Thursday, September 13, 2012

Hooking Up With a Garage




Through the grapevine, I'd been given the name and telephone number of a taxi fleet in Queens looking for drivers to fill its cabs on slower shifts. 
I phoned Wailing Management cab company at 31-08 Northern Boulevard.  They urged me to drop by sometime soon, in an early afternoon, to be interviewed and fill out some forms.
It was already near the end of June and time was rushing by, so I made sure to get there the next day.  They liked the looks of me and me of them, leaving the preliminaries to go smoothly.
I told the dispatcher Milton (or was it Harry -- I mean, who can tell their Harry's from their Milton's without a real bit of practice) I hadn't driven a cab for a long while and that the taxi school didn't get around to teaching us all the details on how to operate the taxi meter.  He called over Paul, who was waiting to be assigned a car for the night, and asked if he'd show me the ropes.

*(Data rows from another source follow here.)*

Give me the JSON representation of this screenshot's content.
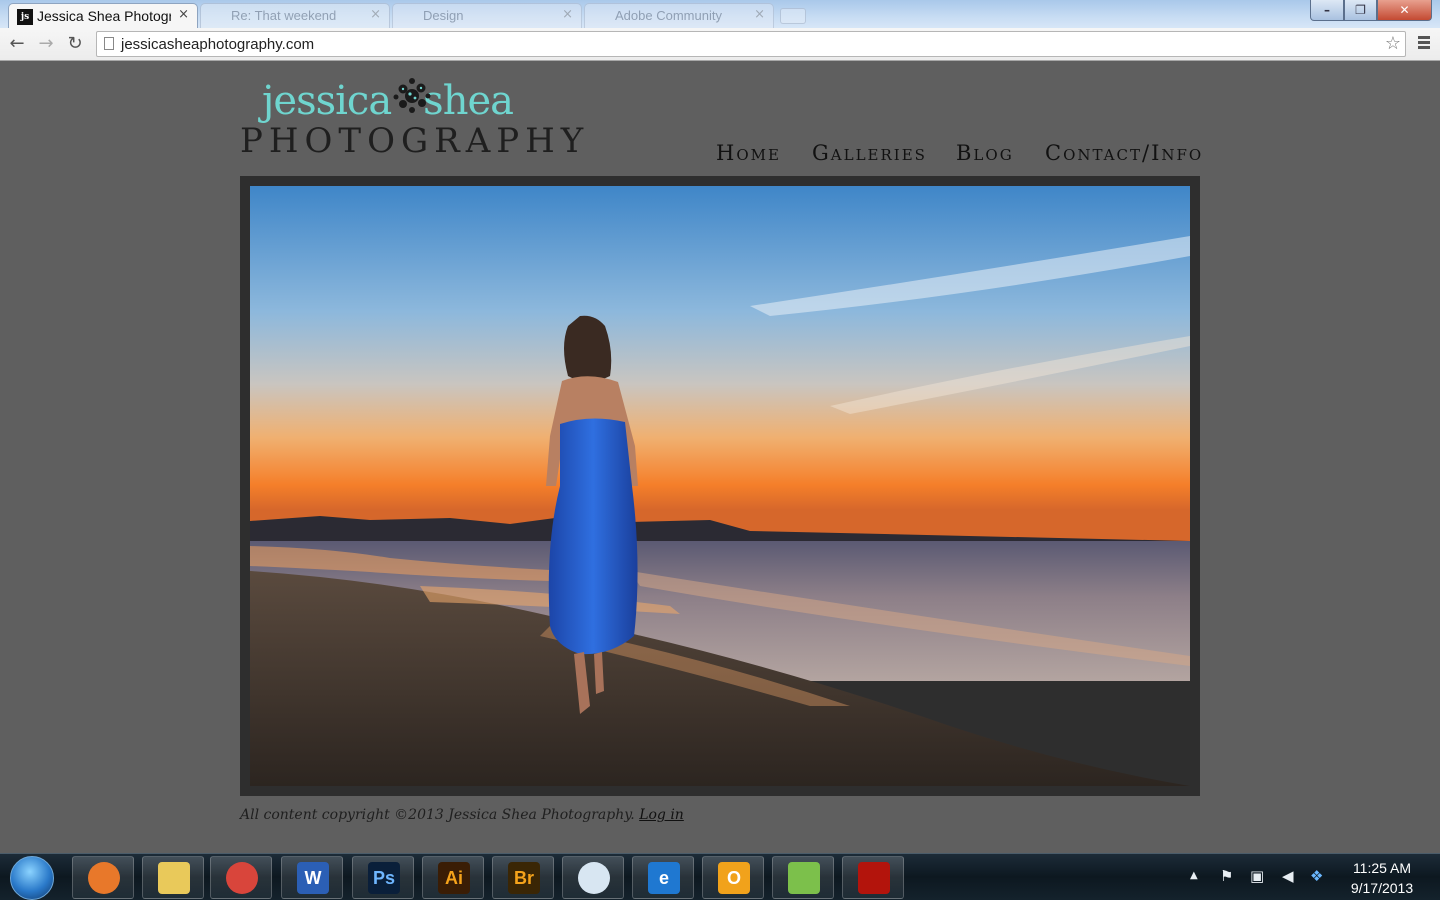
{
  "browser": {
    "active_tab": {
      "favicon": "js",
      "title": "Jessica Shea Photogr",
      "close": "×"
    },
    "background_tabs": [
      {
        "title": "Re: That weekend",
        "close": "×"
      },
      {
        "title": "Design",
        "close": "×"
      },
      {
        "title": "Adobe Community",
        "close": "×"
      }
    ],
    "window_controls": {
      "min": "–",
      "max": "❐",
      "close": "✕"
    },
    "nav": {
      "back": "←",
      "forward": "→",
      "reload": "↻"
    },
    "url": "jessicasheaphotography.com",
    "bookmark_star": "☆",
    "icons": [
      "page-icon",
      "star-icon",
      "menu-icon"
    ]
  },
  "site": {
    "logo_script_left": "jessica",
    "logo_script_right": "shea",
    "logo_word": "PHOTOGRAPHY",
    "nav": [
      "Home",
      "Galleries",
      "Blog",
      "Contact/Info"
    ],
    "footer_text": "All content copyright ©2013 Jessica Shea Photography.",
    "footer_link": "Log in",
    "colors": {
      "background": "#5f5f5f",
      "logo_accent": "#6fd5cf",
      "frame": "#2e2e2e"
    }
  },
  "taskbar": {
    "apps": [
      {
        "name": "firefox",
        "glyph": "",
        "bg": "#e8782a"
      },
      {
        "name": "explorer",
        "glyph": "",
        "bg": "#e9c95a"
      },
      {
        "name": "chrome",
        "glyph": "",
        "bg": "#d9453b"
      },
      {
        "name": "word",
        "glyph": "W",
        "bg": "#2b5fb5"
      },
      {
        "name": "photoshop",
        "glyph": "Ps",
        "bg": "#0a1f3a"
      },
      {
        "name": "illustrator",
        "glyph": "Ai",
        "bg": "#3a1d05"
      },
      {
        "name": "bridge",
        "glyph": "Br",
        "bg": "#3a2605"
      },
      {
        "name": "safari",
        "glyph": "",
        "bg": "#d8e6f2"
      },
      {
        "name": "internet-explorer",
        "glyph": "e",
        "bg": "#1f78d1"
      },
      {
        "name": "outlook",
        "glyph": "O",
        "bg": "#f1a21b"
      },
      {
        "name": "evernote",
        "glyph": "",
        "bg": "#7cc04b"
      },
      {
        "name": "acrobat",
        "glyph": "",
        "bg": "#b3140c"
      }
    ],
    "tray": {
      "arrow": "▲",
      "flag": "⚑",
      "network": "▣",
      "volume": "◀",
      "dropbox": "❖"
    },
    "time": "11:25 AM",
    "date": "9/17/2013"
  }
}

We went out to the lot and used one of the free cabs parked there.  Paul was a veteran driver who did some writing on the side, and he appreciated how important it was for me to be able to handle the meter with some degree of ease.  He did his best to help me get it all down pat, but let's be honest: it was complicated stuff -- involving a lot more options than I faced in the '80s.  Back then, cabs didn't process credit cards ... there was no flat rate to the airports ... and you doubled the fare rate as soon as you crossed the city limits -- plus you didn't have to sign on or off on an information box.  Through the 1990s it was all about entering info on trip sheets.  Now there are no trip sheets, which is both a good and bad thing.
Unlike in grammar school, I paid close attention, as Paul outlined the procedures in the limited time we had.  I mostly picked it up, remembering the fundamentals and then some.  I knew I didn't have it all down and I hoped I wouldn't get passengers early on who wanted to go to Jersey or Yonkers.  But I told myself that if I did, I'd just do my best and negotiate the foggy bits.
The dispatcher (Harry or Milton) told me to phone in whenever I was ready to take a shift.  "We have 200 cars here," he said.  "You shouldn't have any trouble getting out."